PS. Maybe it's possible to setup a stack unwind handler at the begining of code that handles the crashes caused by fatalError. That would handle the case of panic recovery from standard library sources, while allowing something a little more optimal for panics the compiler can see.


That's cool. Works with fatalError as well.
Doesn't work from within Xcode or there's a secret option to toggle which I am not aware of.

I don't know. It seems like a simple continue should do the trick, but LLDB sits on brk 1(on arm), which is this Builtin.int_trap() and don't want to allow exception propagation.
Maybe someone else know the answer, but I debugged it with prints.

You can't safely unwind through Swift code, so don't use longjmp or C++ exceptions. You can't safely resume Swift execution after a crash, so if you're going to use a signal handler to observe it, you still need to crash afterward. Simple cases may appear to work but you will see weird unpredictable behavior if you try to continue. The best way to handle a crash is to run the possibly-crashing code in its own process and look for the crash from a supervisor process. The next-best is to run it on its own thread, and leave the thread wedged if it crashes.

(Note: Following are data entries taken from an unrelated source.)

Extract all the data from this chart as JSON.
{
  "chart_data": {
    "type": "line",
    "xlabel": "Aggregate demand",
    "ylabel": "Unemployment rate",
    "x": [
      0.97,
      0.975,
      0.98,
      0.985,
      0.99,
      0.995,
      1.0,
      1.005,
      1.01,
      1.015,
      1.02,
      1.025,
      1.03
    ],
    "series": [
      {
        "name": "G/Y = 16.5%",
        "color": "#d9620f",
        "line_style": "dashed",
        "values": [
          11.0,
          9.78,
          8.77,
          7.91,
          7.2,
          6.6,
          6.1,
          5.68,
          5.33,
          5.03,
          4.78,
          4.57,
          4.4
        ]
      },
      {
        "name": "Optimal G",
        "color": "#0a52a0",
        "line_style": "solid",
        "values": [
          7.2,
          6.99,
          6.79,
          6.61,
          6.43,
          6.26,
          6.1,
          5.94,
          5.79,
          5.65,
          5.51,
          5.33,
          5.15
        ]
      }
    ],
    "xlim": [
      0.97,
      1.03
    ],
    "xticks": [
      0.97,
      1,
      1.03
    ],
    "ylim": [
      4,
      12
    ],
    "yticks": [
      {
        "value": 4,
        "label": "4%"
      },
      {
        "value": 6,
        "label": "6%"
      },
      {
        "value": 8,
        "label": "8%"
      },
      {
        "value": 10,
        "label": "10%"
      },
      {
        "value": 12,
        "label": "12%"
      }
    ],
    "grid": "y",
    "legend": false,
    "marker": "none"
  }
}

That was out of the question from the beginning. It's more like an educational excerise.

Exceptionally unfortunate some platforms don't allow this.

I'd say the next-best is to run it on a dedicated coroutine, leave the stack when it fails, and return the actual system thread back to the thread pool. Threads are expensive resource after all. Do you see any issues with this?